Taking the Dog to Work for the First Time

Not only in the hipster marketing offices of Berlin’s creative agencies, but dogs are also now part of the common appearance of many workplaces. Rather, there is a rethinking per dog across Germany. As a dog person and dog owner, I expressly welcome that. With this article, I would like to help you to set the right course in advance and to prepare for the first working day with a dog in the best possible way.

Before the First Day with the Dog at Work

First of all, the most important thing: In principle, you can bring a dog to the workplace. The prerequisite is, of course, that he does not disturb the operational processes and that the boss has not ruled out bringing it with him in advance. Also, bringing dogs does not mean a free ticket for the future. Your employer has management rights and can withdraw your permission again ( But I’m assuming for now that you have the best-behaved dog in the company.

Already common practice in many offices

Some companies are already teeming with fur babies. So even if you think that a dog more or less goes unnoticed: I recommend that you announce in good time that you will soon no longer be coming to the office alone. This is how you show your best communicative side and give your work colleagues the opportunity to mentally adjust to “the new colleague”. Humans are creatures of habit and rarely want to be surprised or overwhelmed.

Clarify in advance whether there were any abnormalities with certain dog types in the dogs you had already brought with you and what you have to pay attention to when bringing the animals together.

Your Dog is the First Dog at Work

In companies where the culture and structure are just beginning to loosen up, you may be the first person to bring a dog. Expect that not all colleagues will be equally enthusiastic. The often propagated and hoped-for positive changes, which numerous studies have shown, only materialize slowly over time. Sometimes it’s a bit like in the Hollywood movies, in which an old, dissatisfied man with a stony heart slowly rediscovers his gentle side through a dog or a child and transforms himself into a whole new person.

If your dog – as already suspected above – is one of the most beloved dogs in the world, give your anxious colleagues the opportunity to slowly get to know and love your fur child. In the very best case, you should also clarify the rules of conduct with your colleagues beforehand.

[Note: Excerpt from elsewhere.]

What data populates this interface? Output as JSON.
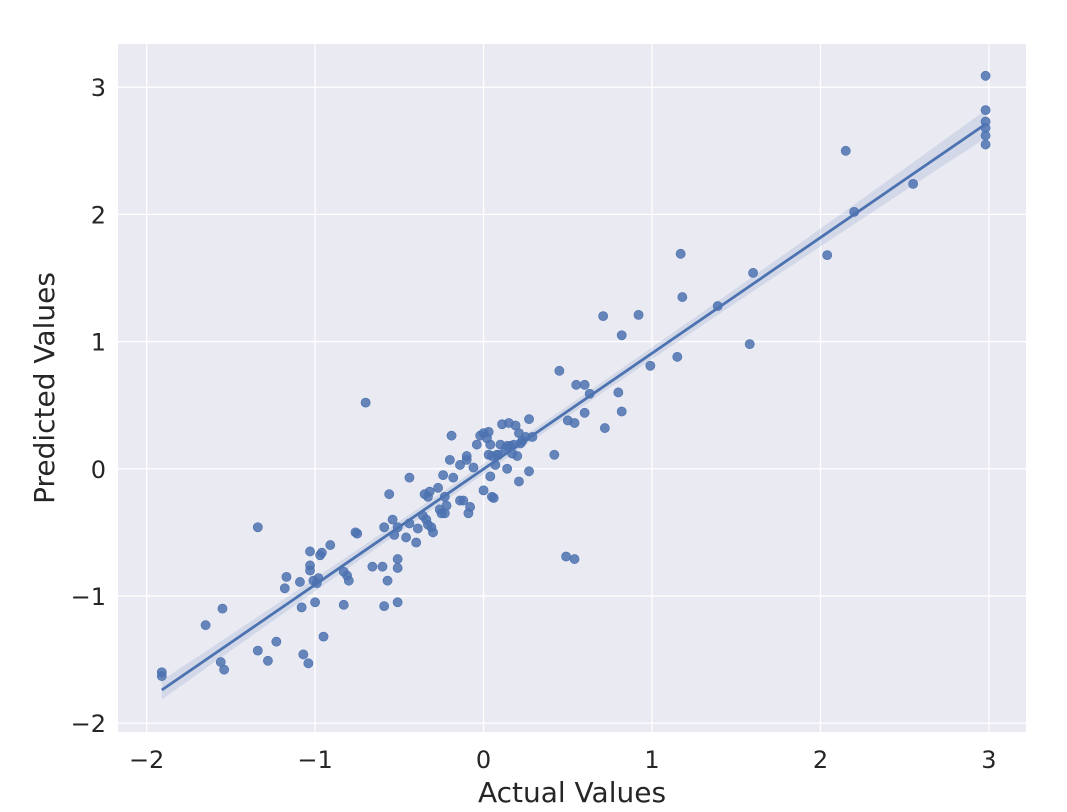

Do you agree if your animal gets treats from colleagues or is that taboo? Not every dog likes to be petted: It is only forward-looking to pass this information on to your work colleagues beforehand. This also shows thoughtfulness and prudence. Discuss the do’s and don’ts in advance, then you will have less stress on the first day.

The First Day with a Dog at Work

While you are probably full of positive emotions because your dog is finally getting to know your workplace and you can be together permanently, please consider one thing: Dogs are creatures of habit too and a whole new situation is arising for them today. And that means Stress!!! Please do yourself and your dog a big favor and give them the opportunity to relax and take an extra-long walk before work.

At first, my state of mind was somewhere between funny and embarrassed. After that, I was angry at myself for not seeing this situation coming. Admittedly, the four-legged companionship was not planned well in advance but born out of necessity, but our poor Oscar was visibly overwhelmed by the many new faces and impressions.

Dog Familiarization Phase at Work

Rome wasn’t built in a day, and neither will your dog get used to its new place on the first day. If you can, bring the dog home after a few hours. The tension in your four-legged friend is crackling. If you have the opportunity, introduce him little by little to his new environment. Maybe take it with you to the office for an hour or choose days when there is less activity because colleagues are on vacation.

Actively Avoid Critical Situations

You know your dog best. You can read him like an open book and you can see his current state of mind in his eyes and the posture and tension. If the signs point to stress, then take the time to free your dog from the situation. Walk around the block and, more importantly, be careful that co-workers don’t unintentionally get too close to the situation. Because they can’t read your dog!

Dog inexperienced people bend over the dog with good intentions or send out signals that can unsettle the dog. Please don’t let it get that far and always keep an eye on your animal.